PERMO-CARBONIFEROUS COPACABANA FORMATION IN BOLIVIA: CARBONATE-CLASTIC SUCCESSIONS IN A BACK-ARC SETTING
Over 400m of Bashkirian to Kungurian strata in the Lake Titicaca region thin and young along tectonic strike and up regional depositional dip to the southeastern Subandes. Brachiopod-dominated, storm-influenced muddy marine subtidal carbonates are common. In Pennsylvanian deposits these facies are interbedded with Crurithyrid-rich wackestone and black shale and are overlain by cross-bedded sandstone and siltstone. Thin siliceous beds and nodule-bearing dolomudstone (silcretes equivalent to anhydrite in the northern subsurface) are abundant and represent up-dip facies elements of sabkha-homoclinal ramp depositional mosaics. Meter-scale successions show evidence for repeated subaerial exposures and episodic deposition of ash beds.
Abundant Permian skeletal grainstones include locally thick, cross-bedded pelmatozoan-dominated beds which represent high-energy environments and cover all areas of Pennsylvanian non-deposition (paleohighs).

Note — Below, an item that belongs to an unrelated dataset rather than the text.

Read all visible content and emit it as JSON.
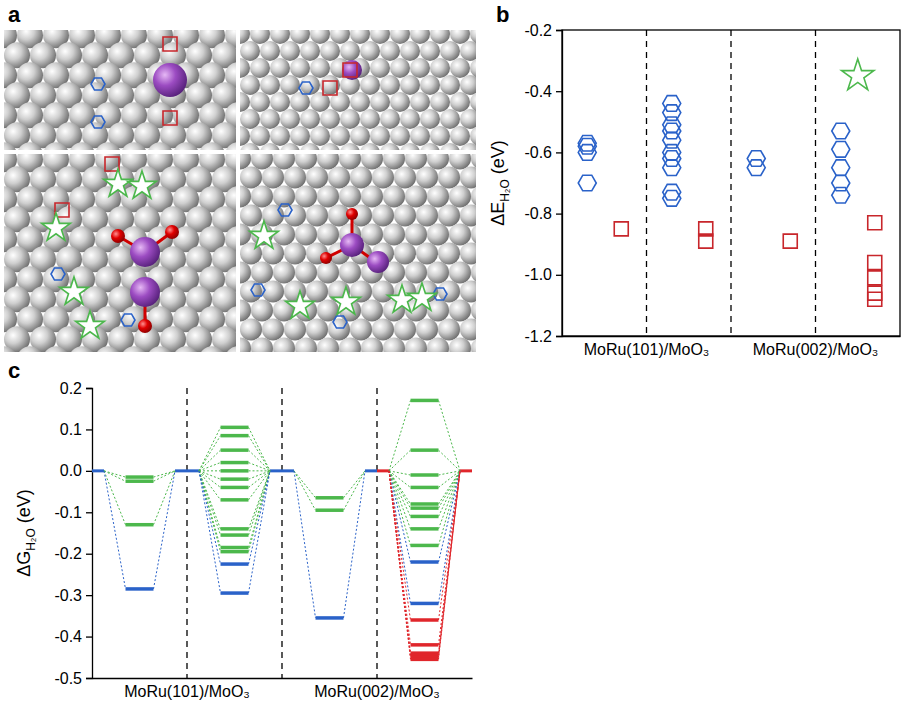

Ubiquitous Permian deposits contain many bryozoans, fusulinids and corals. Asselian/Sakmarian deposits can be organized into widely correlated decameter stacking cycles. Cycles consist of interbedded lime mud/dark shale with tempestites (subtidal) overlain by grainstones and clastics with subaerial features (peritidal shoals).
Sub-tropical Permo-Carboniferous deposition occurred within a system of troughs and paleohighs in cool-subtidal, warm-photic and evaporitic conditions (especially interesting with regard to underlying/coeval Gondwanan glacigene environments). Early restricted Pennsylvanian basins were flooded in the Permian and evolved into open, high-energy ramps. Sediment was accommodated by pre-rift, plate margin transtension. Analysis for cyclothemic eustatic overprint is contingent on higher resolution biostratigraphy.